A atuação das forças policiais nos eventos em questão, conforme a avaliação da Defensoria e da Conectas, caracterizou-se por um elevado índice de letalidade, uso desproporcional da força, falhas nos procedimentos de apuração das ocorrências, invasão de domicílios e atos de intimidação direcionados a moradores de áreas periféricas.

A denúncia também apontou para a desconsideração das versões apresentadas pelas famílias das vítimas, com prevalência da narrativa policial. Além disso, o Ministério Público estadual teria promovido o arquivamento de todas as investigações referentes a casos suspeitos de execução.

O documento apresentado à CIDH levantou ainda suspeitas de falhas periciais, ausência de registro adequado da posição de armas apreendidas, remoção de objetos das cenas de crime antes da realização da perícia e remoção de corpos.

As entidades denunciantes informaram que não houve a utilização de câmeras corporais ou que estas foram utilizadas de maneira inadequada. Em decorrência da denúncia, o Estado brasileiro, representado pelos governos federal e estadual, deverá apresentar esclarecimentos e demonstrar as medidas adotadas para a responsabilização dos policiais envolvidos.

Em resposta à denúncia sobre as operações Escudo e Verão, a Secretaria de Segurança Pública de São Paulo (SSP) refutou as acusações. A pasta afirmou que as ações resultaram na prisão de "importantes lideranças de facções criminosas e possibilitaram a retirada de 119 armas de fogo das ruas, incluindo fuzis de uso restrito, e a apreensão de mais de 3,6 toneladas de drogas".

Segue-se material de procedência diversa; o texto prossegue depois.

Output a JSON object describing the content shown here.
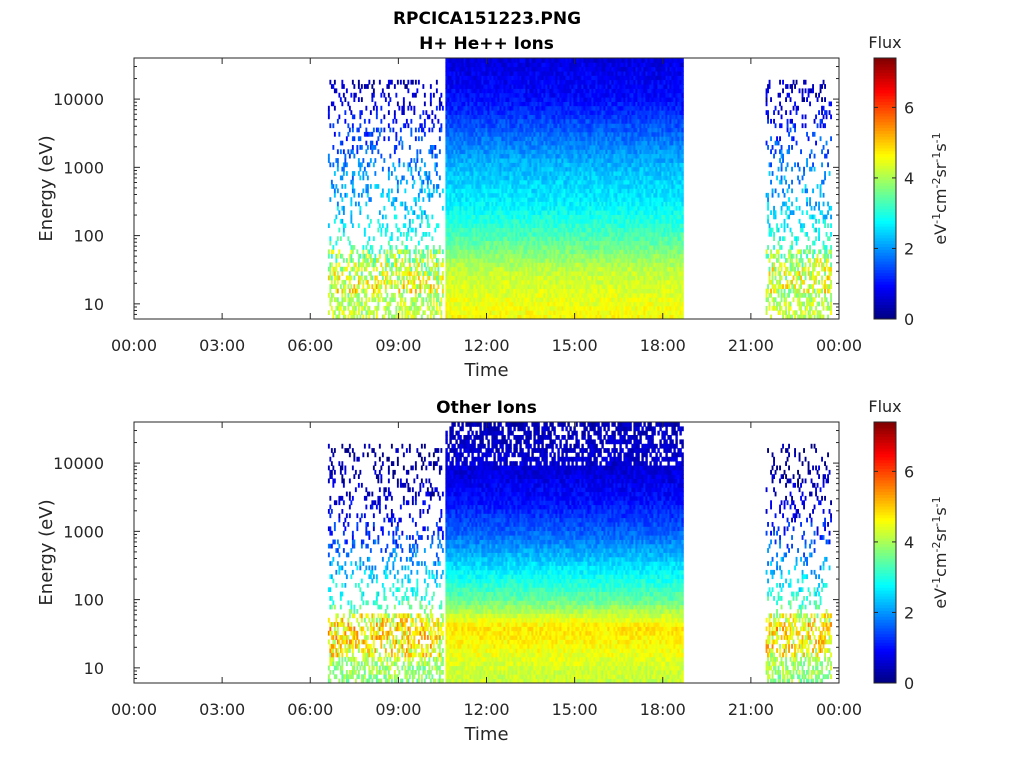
{
  "figure_title": "RPCICA151223.PNG",
  "chart_data": [
    {
      "type": "heatmap",
      "title": "H+ He++ Ions",
      "xlabel": "Time",
      "ylabel": "Energy (eV)",
      "x_ticks": [
        "00:00",
        "03:00",
        "06:00",
        "09:00",
        "12:00",
        "15:00",
        "18:00",
        "21:00",
        "00:00"
      ],
      "x_range_hours": [
        0,
        24
      ],
      "y_scale": "log",
      "y_range": [
        6,
        40000
      ],
      "y_ticks": [
        10,
        100,
        1000,
        10000
      ],
      "y_tick_labels": [
        "10",
        "100",
        "1000",
        "10000"
      ],
      "colorbar": {
        "title": "Flux",
        "units": "eV-1cm-2sr-1s-1",
        "range": [
          0,
          7.4
        ],
        "ticks": [
          0,
          2,
          4,
          6
        ],
        "tick_labels": [
          "0",
          "2",
          "4",
          "6"
        ],
        "colormap": "jet"
      },
      "regions": [
        {
          "name": "sparse",
          "start_h": 6.6,
          "end_h": 10.5,
          "note_energy_max": 18000
        },
        {
          "name": "dense",
          "start_h": 10.6,
          "end_h": 18.7
        },
        {
          "name": "sparse",
          "start_h": 21.5,
          "end_h": 23.7,
          "note_energy_max": 18000
        }
      ],
      "flux_profile": {
        "energy_eV": [
          6,
          10,
          30,
          100,
          300,
          1000,
          3000,
          10000,
          40000
        ],
        "flux": [
          4.6,
          4.5,
          4.2,
          3.3,
          2.7,
          2.3,
          1.7,
          1.0,
          0.7
        ]
      }
    },
    {
      "type": "heatmap",
      "title": "Other Ions",
      "xlabel": "Time",
      "ylabel": "Energy (eV)",
      "x_ticks": [
        "00:00",
        "03:00",
        "06:00",
        "09:00",
        "12:00",
        "15:00",
        "18:00",
        "21:00",
        "00:00"
      ],
      "x_range_hours": [
        0,
        24
      ],
      "y_scale": "log",
      "y_range": [
        6,
        40000
      ],
      "y_ticks": [
        10,
        100,
        1000,
        10000
      ],
      "y_tick_labels": [
        "10",
        "100",
        "1000",
        "10000"
      ],
      "colorbar": {
        "title": "Flux",
        "units": "eV-1cm-2sr-1s-1",
        "range": [
          0,
          7.4
        ],
        "ticks": [
          0,
          2,
          4,
          6
        ],
        "tick_labels": [
          "0",
          "2",
          "4",
          "6"
        ],
        "colormap": "jet"
      },
      "regions": [
        {
          "name": "sparse",
          "start_h": 6.6,
          "end_h": 10.5,
          "note_energy_max": 18000
        },
        {
          "name": "dense",
          "start_h": 10.6,
          "end_h": 18.7
        },
        {
          "name": "sparse",
          "start_h": 21.5,
          "end_h": 23.7,
          "note_energy_max": 18000
        }
      ],
      "flux_profile": {
        "energy_eV": [
          6,
          10,
          20,
          40,
          100,
          300,
          1000,
          3000,
          10000,
          40000
        ],
        "flux": [
          4.2,
          4.3,
          4.6,
          4.8,
          3.5,
          2.6,
          1.6,
          1.0,
          0.6,
          0.4
        ]
      }
    }
  ]
}
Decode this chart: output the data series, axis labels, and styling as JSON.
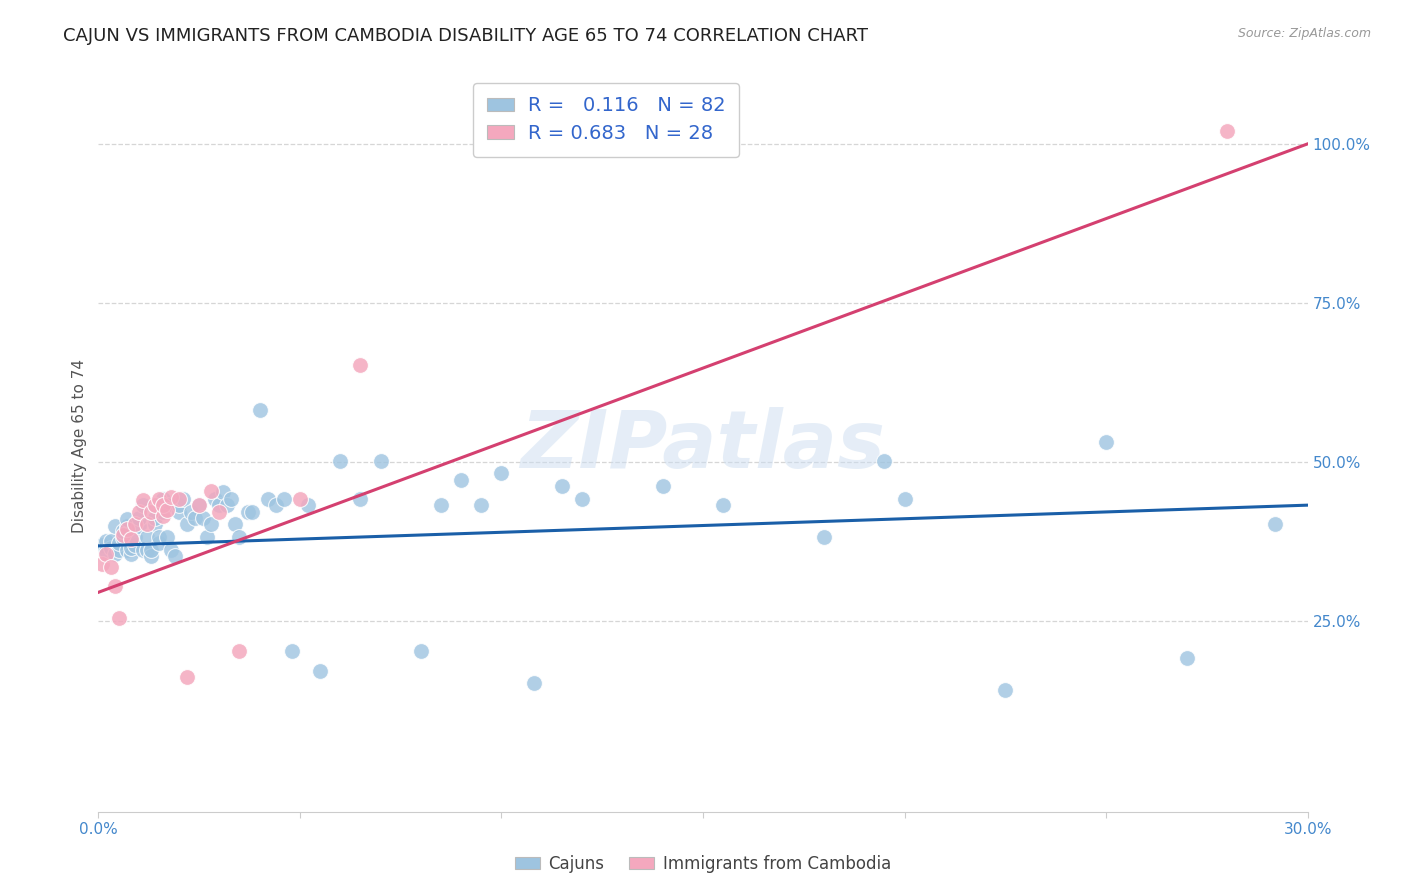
{
  "title": "CAJUN VS IMMIGRANTS FROM CAMBODIA DISABILITY AGE 65 TO 74 CORRELATION CHART",
  "source": "Source: ZipAtlas.com",
  "ylabel": "Disability Age 65 to 74",
  "xlim": [
    0.0,
    0.3
  ],
  "ylim": [
    -0.05,
    1.1
  ],
  "legend_R1": "0.116",
  "legend_N1": "82",
  "legend_R2": "0.683",
  "legend_N2": "28",
  "blue_color": "#9ec4e0",
  "pink_color": "#f4a8be",
  "blue_line_color": "#1a5fa8",
  "pink_line_color": "#d44070",
  "watermark": "ZIPatlas",
  "legend_label1": "Cajuns",
  "legend_label2": "Immigrants from Cambodia",
  "blue_x": [
    0.001,
    0.002,
    0.002,
    0.003,
    0.003,
    0.004,
    0.004,
    0.005,
    0.005,
    0.006,
    0.006,
    0.007,
    0.007,
    0.007,
    0.008,
    0.008,
    0.009,
    0.009,
    0.01,
    0.01,
    0.011,
    0.011,
    0.012,
    0.012,
    0.013,
    0.013,
    0.014,
    0.014,
    0.015,
    0.015,
    0.016,
    0.016,
    0.017,
    0.017,
    0.018,
    0.019,
    0.02,
    0.02,
    0.021,
    0.022,
    0.023,
    0.024,
    0.025,
    0.026,
    0.027,
    0.028,
    0.029,
    0.03,
    0.031,
    0.032,
    0.033,
    0.034,
    0.035,
    0.037,
    0.038,
    0.04,
    0.042,
    0.044,
    0.046,
    0.048,
    0.052,
    0.055,
    0.06,
    0.065,
    0.07,
    0.08,
    0.085,
    0.09,
    0.095,
    0.1,
    0.108,
    0.115,
    0.12,
    0.14,
    0.155,
    0.18,
    0.195,
    0.2,
    0.225,
    0.25,
    0.27,
    0.292
  ],
  "blue_y": [
    0.37,
    0.375,
    0.36,
    0.365,
    0.375,
    0.355,
    0.4,
    0.362,
    0.372,
    0.38,
    0.392,
    0.362,
    0.4,
    0.41,
    0.355,
    0.365,
    0.37,
    0.382,
    0.4,
    0.412,
    0.362,
    0.432,
    0.382,
    0.362,
    0.352,
    0.362,
    0.402,
    0.412,
    0.372,
    0.382,
    0.422,
    0.442,
    0.432,
    0.382,
    0.362,
    0.352,
    0.422,
    0.432,
    0.442,
    0.402,
    0.422,
    0.412,
    0.432,
    0.412,
    0.382,
    0.402,
    0.442,
    0.432,
    0.452,
    0.432,
    0.442,
    0.402,
    0.382,
    0.422,
    0.422,
    0.582,
    0.442,
    0.432,
    0.442,
    0.202,
    0.432,
    0.172,
    0.502,
    0.442,
    0.502,
    0.202,
    0.432,
    0.472,
    0.432,
    0.482,
    0.152,
    0.462,
    0.442,
    0.462,
    0.432,
    0.382,
    0.502,
    0.442,
    0.142,
    0.532,
    0.192,
    0.402
  ],
  "pink_x": [
    0.001,
    0.002,
    0.003,
    0.004,
    0.005,
    0.006,
    0.007,
    0.008,
    0.009,
    0.01,
    0.011,
    0.012,
    0.013,
    0.014,
    0.015,
    0.016,
    0.016,
    0.017,
    0.018,
    0.02,
    0.022,
    0.025,
    0.028,
    0.03,
    0.035,
    0.05,
    0.065,
    0.28
  ],
  "pink_y": [
    0.34,
    0.355,
    0.335,
    0.305,
    0.255,
    0.385,
    0.395,
    0.378,
    0.402,
    0.422,
    0.44,
    0.402,
    0.422,
    0.432,
    0.442,
    0.415,
    0.432,
    0.425,
    0.445,
    0.442,
    0.162,
    0.432,
    0.455,
    0.422,
    0.202,
    0.442,
    0.652,
    1.02
  ],
  "blue_trend_x": [
    0.0,
    0.3
  ],
  "blue_trend_y": [
    0.368,
    0.432
  ],
  "pink_trend_x": [
    0.0,
    0.3
  ],
  "pink_trend_y": [
    0.295,
    1.0
  ],
  "grid_yticks": [
    0.25,
    0.5,
    0.75,
    1.0
  ],
  "grid_yticklabels": [
    "25.0%",
    "50.0%",
    "75.0%",
    "100.0%"
  ],
  "background_color": "#ffffff",
  "grid_color": "#cccccc",
  "title_fontsize": 13,
  "axis_label_fontsize": 11,
  "tick_fontsize": 11,
  "source_fontsize": 9
}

Em comunicado oficial, a secretaria assegurou que "todas as ocorrências de mortes registradas durante as operações foram rigorosamente investigadas pelas polícias Civil e Militar, com acompanhamento das corregedorias, do Ministério Público e do Poder Judiciário". A SSP complementou que compartilhou com os órgãos de controle todas as informações do conjunto probatório, bem como as imagens de câmeras corporais.